There are many small and bigger things like that in the book, and it would be OK if the book were still captivating. However, my main problem with it was that it is just boring, as I said. The author crammed so much “educational information” into it that his characters became cardboardish “vehicles” intended to show us the Holodomor realities but not to introduce us to these people and their lives overall.
I also disliked multiple mentions of cannibalism there. This is a horrifying phenomenon, of course, and it draws attention to itself understandably. However, if you read this book with an “educational” purpose, you may be left with an impression that, during the Holodomor, every other person was a cannibal or that becoming a cannibal was a “natural” evolution for any starving person. This book is full of cannibals or fear of them, similarly to the darkest postapocalyptic stories like “The Road” by Cormac McCarthy. In reality, cannibalism is a VERY rare event even in the circumstances when millions of people die from famine. Very few people are able to “transgress” our inherent fear and aversion to eating human flesh, not to mention killing people in order to eat them. This was equally true in Ukraine during the Holodomor and in besieged Leningrad, for example. While hundreds, thousands, hundreds of thousands of people just die silently from starvation, there may be no more than a dozen among them who become cannibals (and in most cases, this would become known accidentally and discussed surreptitiously, rather than like “our new normal realities”). In this novel, everybody looks like they personally know or have met at least several cannibals and should make efforts to avoid being eaten by them… This is not only historically untrue but also demoralizing our society in general while we are trying to make sense of our history.
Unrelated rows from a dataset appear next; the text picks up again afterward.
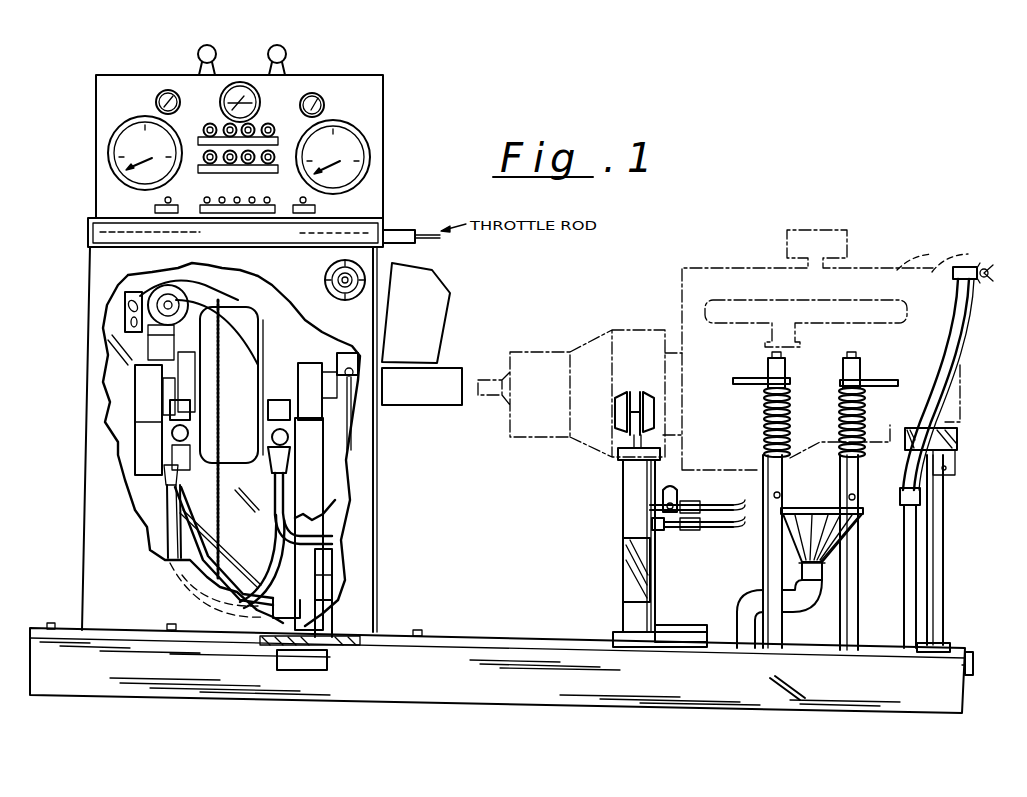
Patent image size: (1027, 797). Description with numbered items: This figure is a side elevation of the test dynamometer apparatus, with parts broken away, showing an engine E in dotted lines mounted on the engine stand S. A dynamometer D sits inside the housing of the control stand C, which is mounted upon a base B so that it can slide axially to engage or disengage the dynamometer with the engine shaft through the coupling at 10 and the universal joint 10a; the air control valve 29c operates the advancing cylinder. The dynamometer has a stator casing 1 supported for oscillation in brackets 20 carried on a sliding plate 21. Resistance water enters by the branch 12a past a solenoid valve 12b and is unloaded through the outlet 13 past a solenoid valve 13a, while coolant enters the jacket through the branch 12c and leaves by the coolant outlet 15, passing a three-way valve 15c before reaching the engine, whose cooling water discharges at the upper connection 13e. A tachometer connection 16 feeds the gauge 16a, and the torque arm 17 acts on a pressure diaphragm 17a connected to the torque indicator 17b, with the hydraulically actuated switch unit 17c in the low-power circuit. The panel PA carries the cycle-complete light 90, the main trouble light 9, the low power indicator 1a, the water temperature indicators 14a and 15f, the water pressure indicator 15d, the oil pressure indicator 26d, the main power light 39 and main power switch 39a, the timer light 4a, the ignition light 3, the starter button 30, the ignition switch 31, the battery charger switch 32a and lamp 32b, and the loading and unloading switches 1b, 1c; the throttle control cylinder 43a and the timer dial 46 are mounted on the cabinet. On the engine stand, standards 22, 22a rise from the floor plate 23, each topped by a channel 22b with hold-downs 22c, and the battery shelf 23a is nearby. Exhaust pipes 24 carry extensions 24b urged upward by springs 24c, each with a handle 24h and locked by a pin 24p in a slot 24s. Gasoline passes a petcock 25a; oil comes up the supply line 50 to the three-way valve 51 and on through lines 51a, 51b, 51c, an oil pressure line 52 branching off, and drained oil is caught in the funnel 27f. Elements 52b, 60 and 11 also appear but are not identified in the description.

The panel PA is at (100, 92).
The cycle-complete light 90 is at (203, 55).
The main trouble light 9 is at (285, 56).
The torque indicator 17b is at (108, 140).
The tachometer gauge 16a is at (370, 140).
The temperature indicator 15f is at (159, 96).
The water temperature indicator 14a is at (228, 124).
The gauge 52b is at (324, 104).
The low power indicator 1a is at (212, 124).
The water pressure indicator 15d is at (253, 125).
The oil pressure indicator 26d is at (274, 129).
The main power indicator light 39 is at (210, 160).
The timer light 4a is at (230, 163).
The ignition light 3 is at (248, 163).
The battery charger light 32b is at (270, 161).
The loading switch 1b is at (160, 203).
The unloading switch 1c is at (306, 203).
The main power switch 39a is at (207, 203).
The indicator light 60 is at (222, 203).
The starter button 30 is at (237, 203).
The ignition switch 31 is at (252, 203).
The battery charger switch 32a is at (267, 203).
The throttle control cylinder 43a is at (398, 229).
The dial 46 is at (326, 276).
The control valve 29c is at (388, 357).
The universal joint coupling 10a is at (403, 400).
The coupling 10 is at (353, 410).
The hydraulically actuated switch unit 17c is at (125, 297).
The pressure diaphragm 17a is at (177, 317).
The torque arm 17 is at (189, 308).
The stator casing 1 is at (220, 305).
The tachometer connection 16 is at (273, 313).
The dynamometer D is at (235, 393).
The brackets 20 is at (155, 466).
The solenoid controlled valve 12b is at (270, 410).
The solenoid controlled valve 13a is at (188, 433).
The branch 12a is at (334, 542).
The branch 12c is at (272, 551).
The outlet 13 is at (193, 551).
The coolant outlet 15 is at (168, 521).
The oil pressure line 52 is at (215, 518).
The plate 21 is at (350, 634).
The pipe fitting 11 is at (327, 665).
The control stand C is at (68, 383).
The base B is at (518, 700).
The channel 22b is at (615, 410).
The hold-downs 22c is at (640, 398).
The engine E is at (853, 272).
The exhaust connections 24 is at (845, 477).
The extensions 24b is at (764, 405).
The handle 24h is at (748, 378).
The springs 24c is at (838, 405).
The pin 24p is at (843, 495).
The slot 24s is at (772, 495).
The funnel 27f is at (840, 532).
The standard 22 is at (632, 498).
The oil supply line 50 is at (646, 552).
The floor plate 23 is at (596, 641).
The shelf 23a is at (670, 625).
The three-way valve 51 is at (675, 490).
The line 51a is at (733, 504).
The line 51b is at (660, 510).
The line 51c is at (722, 530).
The petcock 25a is at (675, 532).
The standard 22a is at (944, 492).
The upper connection 13e is at (967, 318).
The engine stand S is at (963, 568).
The three-way valve 15c is at (972, 677).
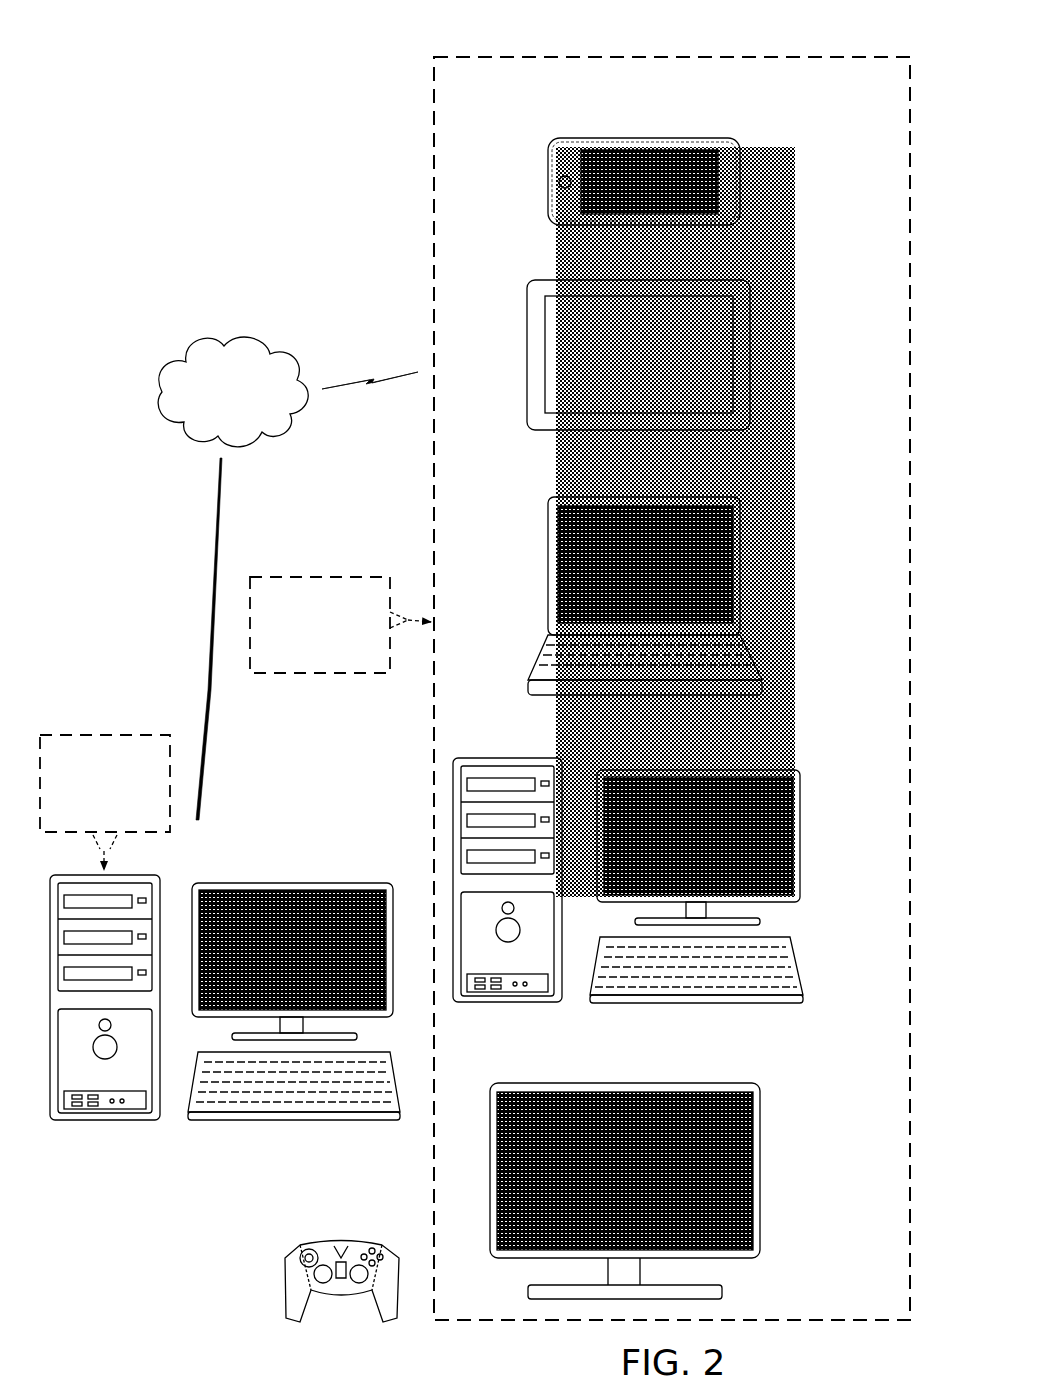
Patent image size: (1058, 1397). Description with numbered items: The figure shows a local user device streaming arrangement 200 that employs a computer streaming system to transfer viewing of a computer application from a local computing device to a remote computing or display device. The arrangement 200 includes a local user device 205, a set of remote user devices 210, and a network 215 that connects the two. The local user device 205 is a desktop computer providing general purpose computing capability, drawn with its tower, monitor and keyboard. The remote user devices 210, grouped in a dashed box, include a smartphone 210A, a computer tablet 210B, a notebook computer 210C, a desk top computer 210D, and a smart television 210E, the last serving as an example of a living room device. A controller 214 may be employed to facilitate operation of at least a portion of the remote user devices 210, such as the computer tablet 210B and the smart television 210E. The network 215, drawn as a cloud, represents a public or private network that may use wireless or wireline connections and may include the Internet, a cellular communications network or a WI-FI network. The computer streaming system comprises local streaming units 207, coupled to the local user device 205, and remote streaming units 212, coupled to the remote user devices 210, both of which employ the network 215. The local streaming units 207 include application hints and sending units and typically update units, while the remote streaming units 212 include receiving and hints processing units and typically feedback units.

The local user device streaming arrangement 200 is at (201, 96).
The local user device 205 is at (295, 1122).
The local streaming units 207 is at (93, 734).
The remote user devices 210 is at (750, 52).
The smartphone 210A is at (745, 183).
The computer tablet 210B is at (752, 357).
The notebook computer 210C is at (745, 560).
The desk top computer 210D is at (803, 830).
The smart television 210E is at (762, 1170).
The remote streaming units 212 is at (311, 576).
The controller 214 is at (283, 1297).
The network 215 is at (198, 336).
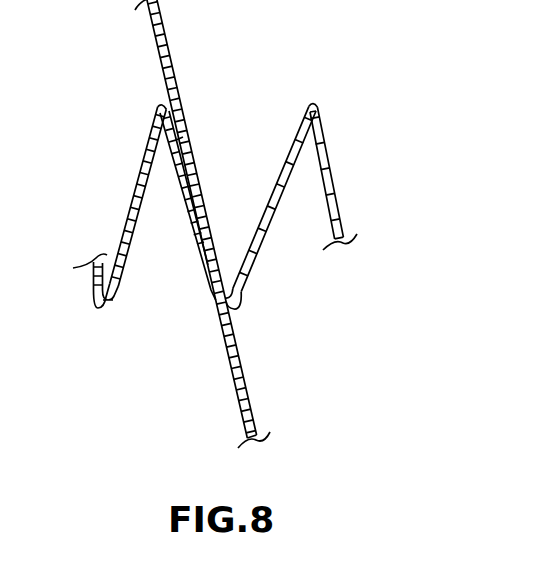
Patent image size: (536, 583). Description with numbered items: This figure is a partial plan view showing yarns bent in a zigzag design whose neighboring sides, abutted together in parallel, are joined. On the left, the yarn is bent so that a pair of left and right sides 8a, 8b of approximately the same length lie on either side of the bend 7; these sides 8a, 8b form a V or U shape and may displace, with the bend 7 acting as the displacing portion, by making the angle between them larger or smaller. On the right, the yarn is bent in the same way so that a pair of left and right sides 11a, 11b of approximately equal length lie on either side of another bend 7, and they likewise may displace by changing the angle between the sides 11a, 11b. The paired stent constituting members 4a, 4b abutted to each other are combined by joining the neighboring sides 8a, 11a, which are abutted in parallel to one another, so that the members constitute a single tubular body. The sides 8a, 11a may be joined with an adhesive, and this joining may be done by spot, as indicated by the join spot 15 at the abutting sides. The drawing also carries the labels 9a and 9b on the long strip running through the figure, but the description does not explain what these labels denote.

The stent constituting member 4a is at (138, 207).
The stent constituting member 4b is at (301, 207).
The bend 7 is at (158, 107).
The side 8a is at (187, 188).
The side 8b is at (124, 229).
The lower strip end 9a is at (246, 392).
The upper strip end 9b is at (158, 33).
The side 11a is at (329, 150).
The side 11b is at (267, 236).
The join spot 15 is at (190, 133).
Learning that “we are a society of either cannibals or their victims” is not helpful (and not true, as I said).
Otherwise, it is a very decent book, with a superbly rich and natural language, that reconstructs the events more or less correctly. Near the end, it even becomes more personal and absorbing, but I was still constantly “lost” most of the time (not being able to follow where our characters are right now, how they got there, and what they are doing). It’s a good book, but I feel sorry for those schoolchildren who have to read it as part of their curriculum for the literature course. It may seriously discourage children from reading, especially serious and important books about our history.
“— Ви від якого місяця голодні?
— З осені дуже голодні, а зовсім — від грудня.
— Від грудня? Тепер нема такого місяця.
— Ні, є грудень.
— Нема, вже нема! Тепер місяці нові — вчора нам сусід сказав.
— Як по-новому грудень?
— Зветься: трупень.
— Січень — як?
— Зветься: могилень.
— А ті, що попереду?
— Вересень тепер розбоєнь, бо грабували всіх, жовтень — худень, а листопад — пухлень.
— А після січня?
— Лютий — людоїдень, березень — пустирень, квітень — чумень, а далі я забув.”